ANGELO Clareno

Dizionario Biografico degli Italiani - Volume 3 (1961)

ANGELO Clareno (Pietro da Fossombrone)

Arsenio Frugoni

Nato a Chiarino (una località tra Loreto e Recanati o nelle vicinanze di Ascoli) verso il 1255, da umili genitori ("nos qui sumus rustici"), ebbe nome Pietro. Entrò nella famiglia francescana verso il 1270 a Cingoli o a Fossombrone (da ciò, fino a che mutò nome in Angelo, come si dirà, la designazione nelle fonti come Pietro da Fossombrone).
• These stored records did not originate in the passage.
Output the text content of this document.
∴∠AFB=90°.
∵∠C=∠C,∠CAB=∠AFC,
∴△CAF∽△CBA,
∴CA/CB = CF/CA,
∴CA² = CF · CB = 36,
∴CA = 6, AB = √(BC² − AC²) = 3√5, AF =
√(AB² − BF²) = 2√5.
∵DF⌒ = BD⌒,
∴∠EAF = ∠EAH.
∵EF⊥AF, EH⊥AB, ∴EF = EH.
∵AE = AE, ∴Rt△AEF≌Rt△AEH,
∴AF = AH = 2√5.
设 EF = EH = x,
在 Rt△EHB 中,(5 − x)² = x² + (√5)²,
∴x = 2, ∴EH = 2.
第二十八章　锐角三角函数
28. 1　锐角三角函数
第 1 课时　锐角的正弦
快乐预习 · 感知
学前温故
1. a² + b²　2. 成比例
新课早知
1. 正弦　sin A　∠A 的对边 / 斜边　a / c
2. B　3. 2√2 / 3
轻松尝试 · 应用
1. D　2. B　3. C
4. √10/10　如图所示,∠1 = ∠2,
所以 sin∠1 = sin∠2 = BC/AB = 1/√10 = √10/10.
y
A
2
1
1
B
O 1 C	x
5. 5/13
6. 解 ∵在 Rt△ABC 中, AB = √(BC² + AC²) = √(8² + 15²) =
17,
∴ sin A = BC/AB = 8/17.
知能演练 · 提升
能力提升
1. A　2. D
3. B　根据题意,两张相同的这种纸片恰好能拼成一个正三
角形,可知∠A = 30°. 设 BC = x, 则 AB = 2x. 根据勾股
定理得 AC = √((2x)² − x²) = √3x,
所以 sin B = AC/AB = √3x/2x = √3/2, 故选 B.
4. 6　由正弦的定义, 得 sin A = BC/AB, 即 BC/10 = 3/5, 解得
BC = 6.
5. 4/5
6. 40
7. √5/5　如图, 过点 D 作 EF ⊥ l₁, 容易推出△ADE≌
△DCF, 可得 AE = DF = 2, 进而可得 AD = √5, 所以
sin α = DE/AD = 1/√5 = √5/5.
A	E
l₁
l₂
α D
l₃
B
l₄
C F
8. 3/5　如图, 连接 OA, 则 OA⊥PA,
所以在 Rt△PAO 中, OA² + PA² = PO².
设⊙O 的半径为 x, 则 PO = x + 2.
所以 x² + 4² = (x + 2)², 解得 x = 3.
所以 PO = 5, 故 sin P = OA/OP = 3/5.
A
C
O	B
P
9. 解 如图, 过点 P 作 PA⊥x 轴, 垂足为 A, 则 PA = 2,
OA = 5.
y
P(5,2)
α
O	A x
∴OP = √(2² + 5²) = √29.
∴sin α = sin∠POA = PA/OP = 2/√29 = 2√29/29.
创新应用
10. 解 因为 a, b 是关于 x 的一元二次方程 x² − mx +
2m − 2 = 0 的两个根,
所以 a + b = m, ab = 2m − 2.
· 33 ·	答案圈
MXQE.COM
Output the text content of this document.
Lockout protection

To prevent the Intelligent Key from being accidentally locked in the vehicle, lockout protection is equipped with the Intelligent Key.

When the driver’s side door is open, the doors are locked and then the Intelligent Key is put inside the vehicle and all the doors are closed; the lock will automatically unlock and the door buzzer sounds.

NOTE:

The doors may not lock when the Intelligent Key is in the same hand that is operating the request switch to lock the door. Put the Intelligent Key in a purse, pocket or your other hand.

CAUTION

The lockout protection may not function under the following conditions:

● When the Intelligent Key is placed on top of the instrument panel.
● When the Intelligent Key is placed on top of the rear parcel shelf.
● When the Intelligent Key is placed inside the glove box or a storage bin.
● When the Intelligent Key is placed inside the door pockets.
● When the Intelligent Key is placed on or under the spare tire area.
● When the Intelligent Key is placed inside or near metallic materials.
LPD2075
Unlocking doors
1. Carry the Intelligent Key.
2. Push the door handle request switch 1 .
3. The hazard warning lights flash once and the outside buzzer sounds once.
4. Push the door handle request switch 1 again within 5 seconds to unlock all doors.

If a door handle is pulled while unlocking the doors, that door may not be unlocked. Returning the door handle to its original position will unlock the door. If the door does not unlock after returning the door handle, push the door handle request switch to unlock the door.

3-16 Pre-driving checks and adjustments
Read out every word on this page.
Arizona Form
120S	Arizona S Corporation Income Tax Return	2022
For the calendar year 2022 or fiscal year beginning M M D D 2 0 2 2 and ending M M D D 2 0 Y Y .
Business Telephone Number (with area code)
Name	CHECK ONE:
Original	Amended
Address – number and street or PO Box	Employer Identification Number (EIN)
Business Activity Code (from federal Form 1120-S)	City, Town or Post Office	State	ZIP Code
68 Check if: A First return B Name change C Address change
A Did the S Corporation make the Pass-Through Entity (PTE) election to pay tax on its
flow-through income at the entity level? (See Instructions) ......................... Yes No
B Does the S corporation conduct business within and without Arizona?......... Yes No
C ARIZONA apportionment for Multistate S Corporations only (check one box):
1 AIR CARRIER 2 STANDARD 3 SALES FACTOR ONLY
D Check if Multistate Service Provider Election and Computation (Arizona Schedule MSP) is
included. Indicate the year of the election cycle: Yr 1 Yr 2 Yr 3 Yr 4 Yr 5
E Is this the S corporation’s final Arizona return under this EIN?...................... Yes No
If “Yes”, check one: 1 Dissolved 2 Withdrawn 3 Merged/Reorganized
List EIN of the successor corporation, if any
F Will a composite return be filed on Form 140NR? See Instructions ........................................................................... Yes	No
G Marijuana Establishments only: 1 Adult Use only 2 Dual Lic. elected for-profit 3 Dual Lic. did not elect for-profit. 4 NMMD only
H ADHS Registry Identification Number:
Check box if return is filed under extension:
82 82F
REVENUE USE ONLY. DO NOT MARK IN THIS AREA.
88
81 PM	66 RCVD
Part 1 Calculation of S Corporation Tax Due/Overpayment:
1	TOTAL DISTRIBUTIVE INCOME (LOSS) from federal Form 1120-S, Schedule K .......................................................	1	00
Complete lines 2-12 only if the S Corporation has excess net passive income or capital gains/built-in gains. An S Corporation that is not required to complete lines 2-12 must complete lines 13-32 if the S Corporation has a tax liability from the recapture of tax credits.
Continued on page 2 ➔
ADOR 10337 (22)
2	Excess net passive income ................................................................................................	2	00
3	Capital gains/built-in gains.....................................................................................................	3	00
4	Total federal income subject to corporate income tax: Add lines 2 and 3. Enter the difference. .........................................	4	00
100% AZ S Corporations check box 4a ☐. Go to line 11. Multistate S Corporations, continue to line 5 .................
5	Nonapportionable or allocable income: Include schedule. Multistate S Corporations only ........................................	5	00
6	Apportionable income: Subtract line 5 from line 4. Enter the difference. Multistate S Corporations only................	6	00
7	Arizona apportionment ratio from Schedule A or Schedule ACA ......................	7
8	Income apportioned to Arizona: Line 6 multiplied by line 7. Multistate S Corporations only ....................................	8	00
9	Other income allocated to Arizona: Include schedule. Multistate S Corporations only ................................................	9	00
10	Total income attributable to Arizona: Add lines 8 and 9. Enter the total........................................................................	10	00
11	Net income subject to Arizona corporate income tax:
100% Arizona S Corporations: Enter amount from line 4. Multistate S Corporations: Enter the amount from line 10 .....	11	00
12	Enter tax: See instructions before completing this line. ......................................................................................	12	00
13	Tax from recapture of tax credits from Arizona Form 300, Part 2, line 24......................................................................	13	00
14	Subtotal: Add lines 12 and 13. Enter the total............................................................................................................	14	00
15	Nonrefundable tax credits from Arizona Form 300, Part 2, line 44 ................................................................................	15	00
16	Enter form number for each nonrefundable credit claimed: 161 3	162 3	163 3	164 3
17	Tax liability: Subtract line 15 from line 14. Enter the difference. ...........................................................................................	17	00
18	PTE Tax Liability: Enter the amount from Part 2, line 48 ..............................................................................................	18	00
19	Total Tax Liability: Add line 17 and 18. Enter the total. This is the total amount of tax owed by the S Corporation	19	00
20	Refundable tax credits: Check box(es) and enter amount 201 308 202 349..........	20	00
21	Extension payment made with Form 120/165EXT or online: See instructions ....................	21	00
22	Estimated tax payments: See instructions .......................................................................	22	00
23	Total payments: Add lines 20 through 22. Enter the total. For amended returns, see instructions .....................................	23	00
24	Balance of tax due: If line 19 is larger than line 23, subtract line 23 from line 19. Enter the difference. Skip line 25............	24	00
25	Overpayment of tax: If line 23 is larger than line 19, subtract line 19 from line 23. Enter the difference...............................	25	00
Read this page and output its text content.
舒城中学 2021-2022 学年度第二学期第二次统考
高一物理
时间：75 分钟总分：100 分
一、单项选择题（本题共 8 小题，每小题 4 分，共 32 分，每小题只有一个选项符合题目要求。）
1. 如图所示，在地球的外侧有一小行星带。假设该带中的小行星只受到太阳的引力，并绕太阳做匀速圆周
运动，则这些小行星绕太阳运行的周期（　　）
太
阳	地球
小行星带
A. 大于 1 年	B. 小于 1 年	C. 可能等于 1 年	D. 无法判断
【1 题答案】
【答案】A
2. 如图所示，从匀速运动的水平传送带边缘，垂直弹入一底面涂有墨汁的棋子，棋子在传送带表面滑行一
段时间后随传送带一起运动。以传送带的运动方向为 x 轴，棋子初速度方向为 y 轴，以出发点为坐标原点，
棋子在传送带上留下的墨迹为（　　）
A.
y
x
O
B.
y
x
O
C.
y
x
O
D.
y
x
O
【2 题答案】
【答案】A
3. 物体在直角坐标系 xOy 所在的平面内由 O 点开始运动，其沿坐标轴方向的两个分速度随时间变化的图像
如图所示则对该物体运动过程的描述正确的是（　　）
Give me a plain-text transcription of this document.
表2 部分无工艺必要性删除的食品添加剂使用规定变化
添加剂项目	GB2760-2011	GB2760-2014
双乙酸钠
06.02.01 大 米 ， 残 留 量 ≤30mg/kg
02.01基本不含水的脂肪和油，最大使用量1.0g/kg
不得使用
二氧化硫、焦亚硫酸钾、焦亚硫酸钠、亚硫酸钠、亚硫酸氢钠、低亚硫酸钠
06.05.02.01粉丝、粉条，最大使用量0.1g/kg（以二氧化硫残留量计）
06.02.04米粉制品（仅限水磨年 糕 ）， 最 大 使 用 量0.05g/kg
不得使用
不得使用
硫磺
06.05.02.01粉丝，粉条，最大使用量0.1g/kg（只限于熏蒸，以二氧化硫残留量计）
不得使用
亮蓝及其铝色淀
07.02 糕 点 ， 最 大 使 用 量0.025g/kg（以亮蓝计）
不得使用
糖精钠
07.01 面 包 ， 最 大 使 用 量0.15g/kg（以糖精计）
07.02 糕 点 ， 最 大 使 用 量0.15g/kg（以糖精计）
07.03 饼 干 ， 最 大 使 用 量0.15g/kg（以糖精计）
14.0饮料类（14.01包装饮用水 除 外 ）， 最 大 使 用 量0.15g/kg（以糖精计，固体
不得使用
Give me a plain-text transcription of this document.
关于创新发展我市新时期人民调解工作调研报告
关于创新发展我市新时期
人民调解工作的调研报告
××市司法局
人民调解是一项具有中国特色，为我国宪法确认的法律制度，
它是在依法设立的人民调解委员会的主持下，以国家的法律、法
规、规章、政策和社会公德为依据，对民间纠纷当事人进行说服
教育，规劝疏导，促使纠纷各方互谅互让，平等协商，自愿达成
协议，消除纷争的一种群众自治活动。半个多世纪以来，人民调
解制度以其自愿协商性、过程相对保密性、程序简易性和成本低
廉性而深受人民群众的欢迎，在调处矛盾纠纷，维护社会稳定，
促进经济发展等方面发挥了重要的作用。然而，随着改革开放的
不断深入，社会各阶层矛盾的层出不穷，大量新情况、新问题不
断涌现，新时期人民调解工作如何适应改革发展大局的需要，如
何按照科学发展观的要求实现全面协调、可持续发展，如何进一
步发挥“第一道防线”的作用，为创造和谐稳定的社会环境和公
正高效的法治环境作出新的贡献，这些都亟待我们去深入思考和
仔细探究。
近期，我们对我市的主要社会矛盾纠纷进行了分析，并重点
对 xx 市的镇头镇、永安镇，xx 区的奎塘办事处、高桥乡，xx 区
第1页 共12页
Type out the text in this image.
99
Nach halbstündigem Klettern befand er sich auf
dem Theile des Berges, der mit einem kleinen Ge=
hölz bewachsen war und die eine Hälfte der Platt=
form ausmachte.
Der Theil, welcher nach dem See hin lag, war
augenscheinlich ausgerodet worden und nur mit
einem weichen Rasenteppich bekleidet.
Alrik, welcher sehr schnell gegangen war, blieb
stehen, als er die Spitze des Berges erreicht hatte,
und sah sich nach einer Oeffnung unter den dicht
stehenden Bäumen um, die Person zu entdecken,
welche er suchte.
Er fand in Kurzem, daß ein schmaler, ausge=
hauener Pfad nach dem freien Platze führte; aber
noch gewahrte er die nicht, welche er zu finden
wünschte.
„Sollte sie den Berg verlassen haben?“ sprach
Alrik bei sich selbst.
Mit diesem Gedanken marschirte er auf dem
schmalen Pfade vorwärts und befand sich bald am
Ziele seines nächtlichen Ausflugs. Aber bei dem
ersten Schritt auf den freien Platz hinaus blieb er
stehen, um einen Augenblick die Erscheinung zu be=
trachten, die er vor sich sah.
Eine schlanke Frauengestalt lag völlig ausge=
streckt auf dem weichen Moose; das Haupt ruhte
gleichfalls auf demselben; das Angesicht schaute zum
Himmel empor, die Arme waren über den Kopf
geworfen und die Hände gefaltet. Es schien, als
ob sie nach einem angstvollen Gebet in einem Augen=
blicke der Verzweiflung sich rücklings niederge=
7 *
Ottenuto il diaconato (non fu mai ordinato sacerdote), si legò al gruppo di quei francescani della Marca d'Ancona, che, pauperisti in senso rigorista, dovevano subire, dopo la notizia che il concilio di Lione (1274) si era pronunciato contro l'impego da parte degli Ordini mendicanti a non aver proprietà alcuna, la persecuzione della "comunità" avversaria alla loro tendenza: quando A. iniziasse questa esperienza di persecuzione e in quali conventi fosse via via rinchiuso non è possibile stabilire con certezza. Sappiamo che l'intervento di Raimondo Gaufridi, eletto ministro generale nel 1289, significò la fine della sua segregazione ad Ancona; per evitare nuovi scontri fu inviato con altri quattro frati, tra cui Pietro da Macerata, missionario in Armenia minore (Cilicia). Nonostante il favore del re Hethum, l'ostilità dei "fratres communes" costrinse Pietro da Macerata ed A. al ritorno in Italia. Ma nessun convento volle accogliere i due "scismatici"; allora questi, per consiglio di confratelli della loro stessa tendenza, tra cui Corrado da Offida e Iacopone da Todi, si recarono all'Aquila dal papa Celestino V, che decise di staccarli dal loro Ordine, creando per essi e per quanti rifiutassero l'indirizzo della comunità una nuova congregazione di "pauperes eremitae", che sarebbero vissuti nei monasteri della congregazione celestiniana.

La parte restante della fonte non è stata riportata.